Le juge Bao est un personnage mythique ayant réellement existé au XI siècle. Sa réputation d’homme de lois à la vertu irréprochable fit de lui un mythe inspirant de nombreuses adaptations. Patrick Marty (scénario) et Chongrui Nie (dessin) nous livrent ici là leur sous forme de manhua au graphisme et au format traditionnel, parue aux Editions Fei.

 

Dans la Chine du XI siècle, sous le règne de la des Song du Nord (960-1126), le juge Bao arpente les différentes provinces de l’empire pour lutter contre la corruption des notables. Son impartialité en fait un juge impitoyable. Les coupables, riches ou pauvres, influents ou non, seront châtiés avec la même sévérité.

Le juge Bao est aidé dans sa tache par son escorte : Zhan Zhao, son garde du corps, Bao Xing, son page, Gongsun Ce son assistant et une petite troupe d’une vingtaine de soldats. Une belle brochette de personnages avec lesquels on commence à faire connaissance dans ce premier tome.

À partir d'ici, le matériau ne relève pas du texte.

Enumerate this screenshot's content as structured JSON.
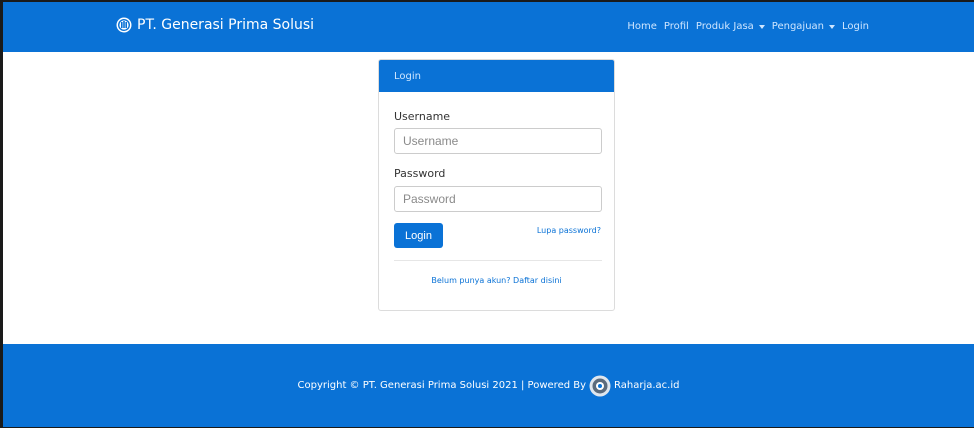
{
  "navbar": {
    "brand": "PT. Generasi Prima Solusi",
    "brand_icon": "company-logo-icon",
    "items": [
      {
        "label": "Home",
        "has_dropdown": false
      },
      {
        "label": "Profil",
        "has_dropdown": false
      },
      {
        "label": "Produk Jasa",
        "has_dropdown": true
      },
      {
        "label": "Pengajuan",
        "has_dropdown": true
      },
      {
        "label": "Login",
        "has_dropdown": false
      }
    ]
  },
  "login_panel": {
    "heading": "Login",
    "username_label": "Username",
    "username_placeholder": "Username",
    "username_value": "",
    "password_label": "Password",
    "password_placeholder": "Password",
    "password_value": "",
    "submit_label": "Login",
    "forgot_link": "Lupa password?",
    "register_link": "Belum punya akun? Daftar disini"
  },
  "footer": {
    "copyright": "Copyright © PT. Generasi Prima Solusi 2021 | Powered By",
    "powered_logo_icon": "raharja-logo-icon",
    "powered_name": "Raharja.ac.id"
  },
  "colors": {
    "primary": "#0a72d6",
    "nav_text": "#cfe6ff",
    "frame_border": "#1a1a1a"
  }
}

La personnalité très forte du juge, sa droiture le rendent intéressant sans pour autant effacer les personnages secondaires qui sont savamment mis en valeur par un scénario bien équilibré où la stratégie et la ruse laissent aussi un peu de place à l’action notamment par l’intermédiaire de Zhan Zhao, le garde du corps au grand cœur. Le juge lui-même n’hésite pas à se mettre dans des situations difficiles pour découvrir la vérité.

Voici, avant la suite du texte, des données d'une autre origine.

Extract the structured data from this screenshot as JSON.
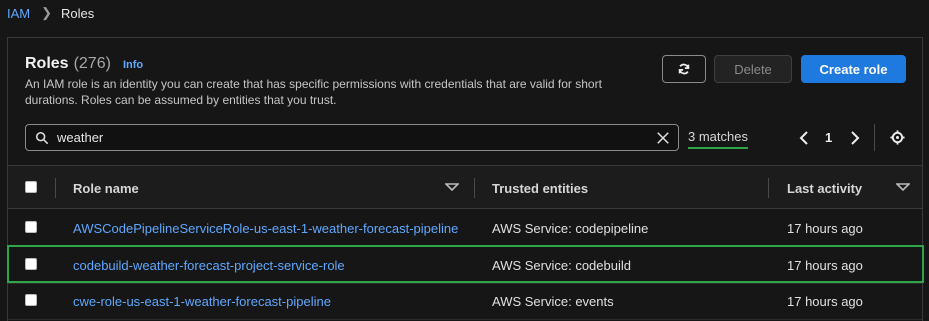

Un scénario digne d’un bon roman policier, qui tiens la route, avec pas beaucoup de suspens mais une intrigue relativement complexe.

Qu’en est-il du dessin ? Le dessin est la première chose qui m’aie attiré vers de titre. Les grands kakemono qui décoraient le stand de l’éditeurs m’avaient attiré de loin. Le style rappelant les vieilles gravures s’accorde très bien avec l’ambiance médiévale du récit. Cependant il y a quelque chose qui m’a beaucoup gêné à la lecture : le dessin est très figé, il ne rends pas du tout le mouvement. Les personnages sont comme cueillis le geste resté en suspend, bloqué dans l’immobilité de la planche. Si en regardant planche par planche la chose ne m’avait pas sauté aux yeux, en lisant l’histoire j’ai éprouvé une étrange sensation, comme un décalage entre l’image et le dialogue. Je ne sais pas si j’arrive à bien explique mon ressenti. Un dessin, par définition est toujours figé. Mais certains illustrateurs arrivent à donner une impression de mouvement à leurs dessins. Ici c’est tout le contraire, le personnages sont comme photographié les bras en l’air et leur geste est arrêté net. Cela donne une drôle d’impression. Cela casse le rythme de la lecture.

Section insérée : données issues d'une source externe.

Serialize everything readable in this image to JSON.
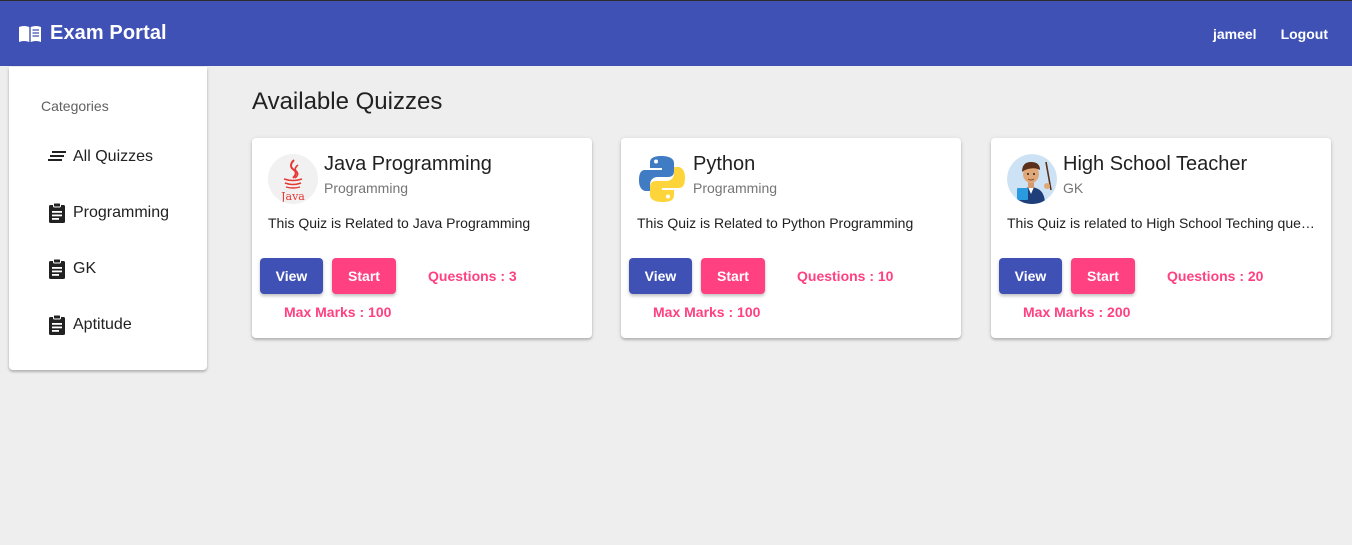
{
  "header": {
    "title": "Exam Portal",
    "brand_icon": "menu-book-icon",
    "username": "jameel",
    "logout_label": "Logout",
    "color": "#3f51b5"
  },
  "sidebar": {
    "header": "Categories",
    "items": [
      {
        "label": "All Quizzes",
        "icon": "list-icon"
      },
      {
        "label": "Programming",
        "icon": "clipboard-icon"
      },
      {
        "label": "GK",
        "icon": "clipboard-icon"
      },
      {
        "label": "Aptitude",
        "icon": "clipboard-icon"
      }
    ]
  },
  "main": {
    "title": "Available Quizzes",
    "accent_color": "#ff4081",
    "quizzes": [
      {
        "title": "Java Programming",
        "category": "Programming",
        "description": "This Quiz is Related to Java Programming",
        "view_label": "View",
        "start_label": "Start",
        "questions": "Questions : 3",
        "max_marks": "Max Marks : 100",
        "logo": "java-logo-icon",
        "logo_text": "Java"
      },
      {
        "title": "Python",
        "category": "Programming",
        "description": "This Quiz is Related to Python Programming",
        "view_label": "View",
        "start_label": "Start",
        "questions": "Questions : 10",
        "max_marks": "Max Marks : 100",
        "logo": "python-logo-icon"
      },
      {
        "title": "High School Teacher",
        "category": "GK",
        "description": "This Quiz is related to High School Teching questions",
        "view_label": "View",
        "start_label": "Start",
        "questions": "Questions : 20",
        "max_marks": "Max Marks : 200",
        "logo": "teacher-avatar-icon"
      }
    ]
  }
}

En dehors de cet aspect figé, je trouve le dessin très beau. On dirait que la matière est enlevée comme quand on sculpte un bois pour la gravure, plutôt que la feuille blanche noircie par le pinceau. C’est très original.

 

En conclusion ce premier tome m’a plu par son intrigue et ses personnages. J’ai été impressionnée par le dessin beau et original, même s’il manque de fluidité. La série fait 6 tomes, je me laisserais tenter à l’occasion par la suite.